A teenager navigating school and family life faces a different reality than someone in their late 20s balancing work, relationships, and financial independence, or a new parent in their 30s managing childcare during treatment.
“You’re talking about people at completely different life stages,” Weidow said. “The needs are not one-size-fits-all.”
That can include everything from fertility concerns and dating to job loss, insurance gaps, and long-term financial strain — issues that don’t always surface during clinical visits.
Cheung’s research on financial hardship reinforces that point. Cancer-related financial toxicity can affect everything from treatment decisions to mental health and long-term outcomes. Patients may take on extra jobs, delay care, or quietly absorb the impact without ever identifying it as “hardship.”
And even when screening tools exist, they’re not consistently used.
Why timing matters
For young patients, timing is everything.
“They might come in for treatment — and then we never see them again,” Cheung said. “That’s the reality.”
That drop-off is especially common during transitions, such as moving from active treatment to survivorship. It’s also when support needs often spike — financially, emotionally, and socially.
Weidow sees that gap play out in real time. Even if someone has a patient navigator, the information presented to someone diagnosed can be overwhelming. It’s why Weidow thinks these connections need to happen before an official diagnosis.
“It can be a lot to take in in that first meeting, when you're just trying to understand your diagnosis, and someone's also talking about preserving your fertility,” Weidow said.
“Then you maybe have to come back to have that emotional support conversation a second time, just to make sure that it didn't get lost.”
That’s where both Cheung’s research and Weidow’s work converge: support needs to be proactive, not reactive.
“Right care, right time means we’re not reacting to a crisis,” Cheung said. “We’re getting ahead of it.”
Building a system that works
Cheung’s project will attempt to identifying key moments to screen for needs, clarifying provider roles, and creating referral pathways that work across settings.
The end result will be a toolkit designed for real-world use, and not just academic cancer centers, but community practices across the country.

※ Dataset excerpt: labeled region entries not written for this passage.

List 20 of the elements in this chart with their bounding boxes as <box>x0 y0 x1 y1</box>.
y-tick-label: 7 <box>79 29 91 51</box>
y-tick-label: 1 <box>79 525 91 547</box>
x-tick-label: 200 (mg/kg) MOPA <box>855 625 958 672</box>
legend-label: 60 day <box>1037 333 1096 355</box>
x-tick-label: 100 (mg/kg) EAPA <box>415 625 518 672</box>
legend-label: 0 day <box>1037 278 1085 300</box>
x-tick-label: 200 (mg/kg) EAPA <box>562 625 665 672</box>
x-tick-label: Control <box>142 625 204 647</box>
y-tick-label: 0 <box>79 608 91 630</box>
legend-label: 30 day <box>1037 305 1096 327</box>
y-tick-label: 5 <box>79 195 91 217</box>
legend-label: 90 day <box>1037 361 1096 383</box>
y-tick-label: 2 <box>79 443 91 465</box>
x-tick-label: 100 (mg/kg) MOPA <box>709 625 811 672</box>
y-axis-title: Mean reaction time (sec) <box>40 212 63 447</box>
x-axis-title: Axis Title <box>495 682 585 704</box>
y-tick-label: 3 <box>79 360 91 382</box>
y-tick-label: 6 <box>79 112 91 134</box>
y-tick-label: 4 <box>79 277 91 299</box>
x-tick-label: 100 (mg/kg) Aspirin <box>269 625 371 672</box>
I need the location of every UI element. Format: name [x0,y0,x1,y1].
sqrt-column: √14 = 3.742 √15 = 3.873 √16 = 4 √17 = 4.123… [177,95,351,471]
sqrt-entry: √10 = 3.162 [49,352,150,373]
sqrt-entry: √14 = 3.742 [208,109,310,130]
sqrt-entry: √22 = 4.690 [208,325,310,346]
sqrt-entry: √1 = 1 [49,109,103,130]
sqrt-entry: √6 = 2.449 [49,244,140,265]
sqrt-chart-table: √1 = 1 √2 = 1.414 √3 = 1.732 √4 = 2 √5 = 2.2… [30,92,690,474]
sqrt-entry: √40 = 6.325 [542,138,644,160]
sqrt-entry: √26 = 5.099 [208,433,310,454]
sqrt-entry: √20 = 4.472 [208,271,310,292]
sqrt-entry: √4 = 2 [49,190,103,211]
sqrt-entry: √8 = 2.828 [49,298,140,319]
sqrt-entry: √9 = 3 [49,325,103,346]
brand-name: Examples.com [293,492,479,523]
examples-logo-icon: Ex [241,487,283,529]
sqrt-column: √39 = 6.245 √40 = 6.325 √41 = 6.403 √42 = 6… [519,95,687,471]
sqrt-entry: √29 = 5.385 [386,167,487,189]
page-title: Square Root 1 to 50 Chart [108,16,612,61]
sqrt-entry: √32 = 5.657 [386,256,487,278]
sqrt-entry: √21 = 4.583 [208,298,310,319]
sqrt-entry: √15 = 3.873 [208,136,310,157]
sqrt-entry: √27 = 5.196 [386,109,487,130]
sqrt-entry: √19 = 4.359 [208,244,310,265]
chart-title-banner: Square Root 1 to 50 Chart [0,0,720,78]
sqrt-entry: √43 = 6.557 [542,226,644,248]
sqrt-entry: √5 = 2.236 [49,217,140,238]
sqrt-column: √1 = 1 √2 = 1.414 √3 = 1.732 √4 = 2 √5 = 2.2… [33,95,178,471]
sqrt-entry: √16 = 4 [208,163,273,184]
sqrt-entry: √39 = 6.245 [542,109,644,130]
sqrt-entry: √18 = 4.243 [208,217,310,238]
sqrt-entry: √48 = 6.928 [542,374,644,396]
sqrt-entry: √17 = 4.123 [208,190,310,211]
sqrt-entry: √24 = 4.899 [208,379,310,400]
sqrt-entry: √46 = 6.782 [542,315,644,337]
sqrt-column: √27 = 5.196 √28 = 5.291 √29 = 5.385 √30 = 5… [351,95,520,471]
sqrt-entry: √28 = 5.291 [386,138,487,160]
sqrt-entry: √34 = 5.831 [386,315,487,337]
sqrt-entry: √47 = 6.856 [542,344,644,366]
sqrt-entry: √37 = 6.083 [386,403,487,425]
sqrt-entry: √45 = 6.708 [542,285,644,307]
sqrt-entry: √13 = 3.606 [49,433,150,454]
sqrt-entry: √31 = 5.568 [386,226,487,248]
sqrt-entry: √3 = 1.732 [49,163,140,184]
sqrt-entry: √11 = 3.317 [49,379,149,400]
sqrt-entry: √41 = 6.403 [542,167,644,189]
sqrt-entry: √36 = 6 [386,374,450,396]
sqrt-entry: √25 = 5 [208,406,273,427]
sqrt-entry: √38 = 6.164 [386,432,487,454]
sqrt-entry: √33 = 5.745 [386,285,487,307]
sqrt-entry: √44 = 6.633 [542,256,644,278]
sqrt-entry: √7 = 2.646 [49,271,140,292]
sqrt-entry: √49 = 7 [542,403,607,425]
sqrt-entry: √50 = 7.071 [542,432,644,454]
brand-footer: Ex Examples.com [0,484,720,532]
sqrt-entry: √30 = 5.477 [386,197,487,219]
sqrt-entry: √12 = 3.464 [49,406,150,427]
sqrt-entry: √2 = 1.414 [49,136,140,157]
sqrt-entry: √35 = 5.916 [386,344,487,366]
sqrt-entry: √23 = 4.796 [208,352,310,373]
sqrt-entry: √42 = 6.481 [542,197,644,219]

“How do we make this something everyone can do?” Cheung said. “That’s the question.”
For Weidow, that kind of system would make a difference.
“I think every provider wants to make sure that there's a holistic level of care for their patients,” she said.
Through the Ulman Foundation and UMMC, those supports already exist, from navigation services, support groups, and even housing during treatment, to help patients manage the non-medical realities of cancer.
The challenge is making sure every patient gets connected to them.
Changing the experience of cancer care
For Cheung, the work is about more than improving systems. It’s about changing outcomes and expectations.
This generation of young cancer survivors is living longer thanks to advances in treatment. But many are also dealing with long-term consequences, from financial strain to chronic health issues.
“We’ve made incredible progress medically,” she said. “Now we need to catch up on everything else.”